Most Liberians – two-thirds of whom live on less than $1 a day – can't wait for aid and foreign investment to generate employment. So, like Mr. Shain, they are working with what little they've got to create their own jobs through clever, small-scale entrepreneurial activities.

Joseph Larmre pays $2 a month for a four-by-five-foot alcove alongside a dilapidated local administrative building in downtown Monrovia. He has worked there as a barber for the last year earning up to $4 a day shaving heads and trimming mustaches. "I need to do this barbering to pay for school fees for me and for my son. Without this money we cannot live," explains Mr. Larmre, who is studying economics at the university while his son attends primary school.

In Monrovia, almost every imaginable space has been occupied by squatters seeking a place to live or to run their business. Young hawkers weave between cars carrying their trays of sweets, pens, and handkerchiefs. The city was built for half a million people but today it is home to 1.3 million – more than a third of the population – and it is buzzing with activity.

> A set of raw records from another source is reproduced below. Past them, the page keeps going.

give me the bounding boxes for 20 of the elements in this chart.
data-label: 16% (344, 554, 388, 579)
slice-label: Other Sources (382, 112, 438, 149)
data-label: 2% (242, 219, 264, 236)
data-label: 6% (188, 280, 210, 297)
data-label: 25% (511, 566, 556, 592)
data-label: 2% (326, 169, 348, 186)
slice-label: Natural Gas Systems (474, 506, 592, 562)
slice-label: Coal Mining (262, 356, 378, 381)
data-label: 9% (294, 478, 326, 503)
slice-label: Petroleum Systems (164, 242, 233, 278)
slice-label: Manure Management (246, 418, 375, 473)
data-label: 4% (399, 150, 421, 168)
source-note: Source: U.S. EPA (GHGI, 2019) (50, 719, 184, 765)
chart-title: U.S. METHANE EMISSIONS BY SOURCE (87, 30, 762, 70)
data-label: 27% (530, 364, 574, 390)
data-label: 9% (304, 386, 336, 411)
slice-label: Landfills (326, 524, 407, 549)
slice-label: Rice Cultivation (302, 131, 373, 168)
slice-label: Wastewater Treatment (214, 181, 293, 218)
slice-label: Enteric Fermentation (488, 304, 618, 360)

Unemployment stands at more than 80 percent, although this figure doesn't include self-employed Liberians who make ends meet through unregulated, untaxed work. The last government survey, conducted five years ago, showed that a full 78 percent of the country's workers operate in the informal sector.

"The informal sector contributes tremendously to the economy," says United Nations Development Programme spokesperson Anthony Selmah.